Balıkesir deyince neden aklıma renkler geldi. Neden çok renkli bir şehir ifadesi kullanmak istedim; açıklayayım, her şeyden önce yukarıdan baktığınızda muhteşem bir mavi ile yeşil’in birleşimini görüyorsunuz. O hem Ege’yi hem Marmarayı kolları arasına almış şefkatli bir ana gibi. O güzelim doğada yetişen ot ve bitkilerle beslenen, yörenin pembe etli, ince kuyruklu; kuzuları, koyunları.
Etiyle, sütüyle, yünüyle hayatımıza yön veren, yaşamımızı renklendiren Tanrı ikramları. O kadar güzellikler nasib etmiş ki yaradan Balıkesir’e şimdiden sayarsanız yedi renkten bahsettik, güneşin ışığını oluşturan renkler kadar. Nasıl çok renkli bir şehir olmasın bu Balıkesir.
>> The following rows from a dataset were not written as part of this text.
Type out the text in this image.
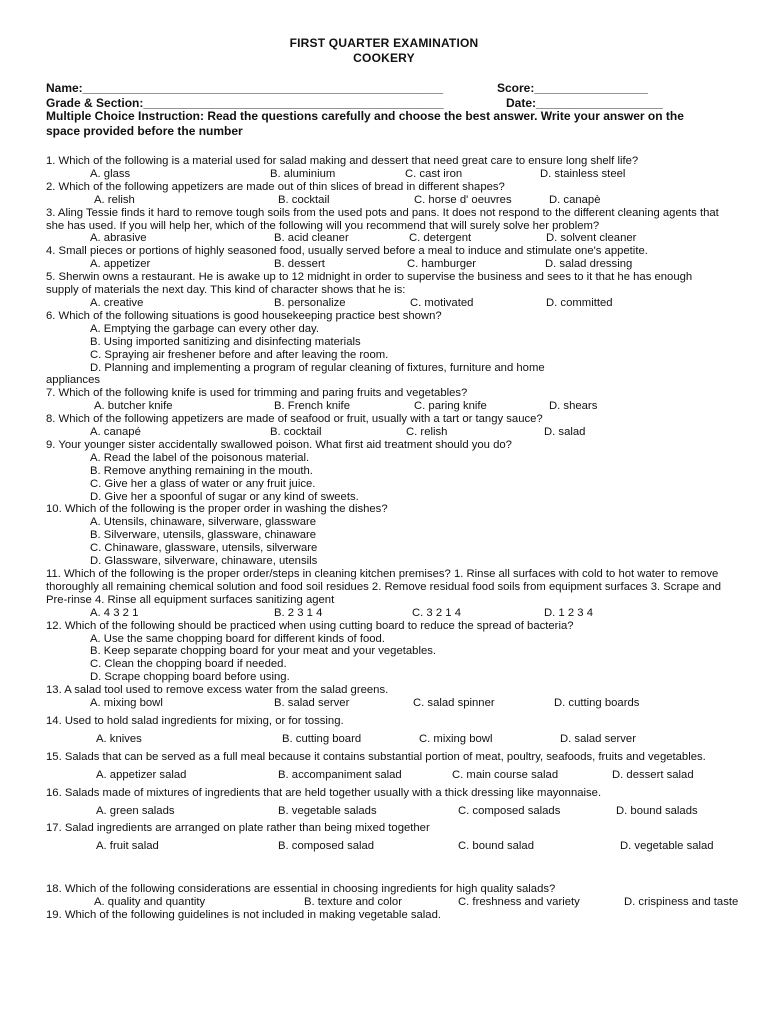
FIRST QUARTER EXAMINATION
COOKERY
Name:______________________________________________________	Score:_________________
Grade & Section:_____________________________________________	Date:___________________
Multiple Choice Instruction: Read the questions carefully and choose the best answer. Write your answer on the space provided before the number

1. Which of the following is a material used for salad making and dessert that need great care to ensure long shelf life?

A. glass	B. aluminium	C. cast iron	D. stainless steel

2. Which of the following appetizers are made out of thin slices of bread in different shapes?

A. relish	B. cocktail	C. horse d' oeuvres	D. canapè

3. Aling Tessie finds it hard to remove tough soils from the used pots and pans. It does not respond to the different cleaning agents that she has used. If you will help her, which of the following will you recommend that will surely solve her problem?

A. abrasive	B. acid cleaner	C. detergent	D. solvent cleaner

4. Small pieces or portions of highly seasoned food, usually served before a meal to induce and stimulate one's appetite.

A. appetizer	B. dessert	C. hamburger	D. salad dressing

5. Sherwin owns a restaurant. He is awake up to 12 midnight in order to supervise the business and sees to it that he has enough supply of materials the next day. This kind of character shows that he is:

A. creative	B. personalize	C. motivated	D. committed

6. Which of the following situations is good housekeeping practice best shown?

A. Emptying the garbage can every other day.
B. Using imported sanitizing and disinfecting materials
C. Spraying air freshener before and after leaving the room.
D. Planning and implementing a program of regular cleaning of fixtures, furniture and home

appliances

7. Which of the following knife is used for trimming and paring fruits and vegetables?

A. butcher knife	B. French knife	C. paring knife	D. shears

8. Which of the following appetizers are made of seafood or fruit, usually with a tart or tangy sauce?

A. canapé	B. cocktail	C. relish	D. salad

9. Your younger sister accidentally swallowed poison. What first aid treatment should you do?

A. Read the label of the poisonous material.
B. Remove anything remaining in the mouth.
C. Give her a glass of water or any fruit juice.
D. Give her a spoonful of sugar or any kind of sweets.

10. Which of the following is the proper order in washing the dishes?

A. Utensils, chinaware, silverware, glassware
B. Silverware, utensils, glassware, chinaware
C. Chinaware, glassware, utensils, silverware
D. Glassware, silverware, chinaware, utensils

11. Which of the following is the proper order/steps in cleaning kitchen premises? 1. Rinse all surfaces with cold to hot water to remove thoroughly all remaining chemical solution and food soil residues 2. Remove residual food soils from equipment surfaces 3. Scrape and Pre-rinse 4. Rinse all equipment surfaces sanitizing agent

A. 4 3 2 1	B. 2 3 1 4	C. 3 2 1 4	D. 1 2 3 4

12. Which of the following should be practiced when using cutting board to reduce the spread of bacteria?

A. Use the same chopping board for different kinds of food.
B. Keep separate chopping board for your meat and your vegetables.
C. Clean the chopping board if needed.
D. Scrape chopping board before using.

13. A salad tool used to remove excess water from the salad greens.

A. mixing bowl	B. salad server	C. salad spinner	D. cutting boards

14. Used to hold salad ingredients for mixing, or for tossing.

A. knives	B. cutting board	C. mixing bowl	D. salad server

15. Salads that can be served as a full meal because it contains substantial portion of meat, poultry, seafoods, fruits and vegetables.

A. appetizer salad	B. accompaniment salad	C. main course salad	D. dessert salad

16. Salads made of mixtures of ingredients that are held together usually with a thick dressing like mayonnaise.

A. green salads	B. vegetable salads	C. composed salads	D. bound salads

17. Salad ingredients are arranged on plate rather than being mixed together

A. fruit salad	B. composed salad	C. bound salad	D. vegetable salad

18. Which of the following considerations are essential in choosing ingredients for high quality salads?

A. quality and quantity	B. texture and color	C. freshness and variety	D. crispiness and taste

19. Which of the following guidelines is not included in making vegetable salad.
Bu kadarla kalmıyor ülke turizmine de katkı koyuyor ekonomisine de, zeytinyağları nam salmış dünyaya, pirinci özel yemeklerde aranır.
Coğrafi işaretli ve on yıllardır ülke mutfaklarında piliç ve tavuk üretimiyle de ön saflarda, Balıkesir sınırları içinde piliç, tavuk sektörünün de en büyükleri yer alıyor. Bir tanesi de Bupiliç, yetiştirme alanları, işleme tesisleri, paketleme ve dağıtımıyla, önce hijyen diyerek beyaz etin her çeşidini, dikkat ve titizlikle bizlere ulaştırıyorlar, tavukla ilgili yanlış bildiklerimizi, kontrollü üretim, bol çeşit ve lezzetten taviz vermeden, yumurtadan sofranıza ulaşana değin, doğaya saygılı olarak.
Sonuçta Balıkesir rengarenk, tarihi, doğası, ürünleri, üretimi, yaz kış denizi veya termal tesisleri ve faunasıyla ile değil insanlarıyla da; içinizde huzur, dudaklarınızda bir tebessüm ve geçirdiğiniz zamanları, aldığınız tadları, sindirdiğiniz lezzetleri keyifle yad edeceğiniz çok renkli bir şehir.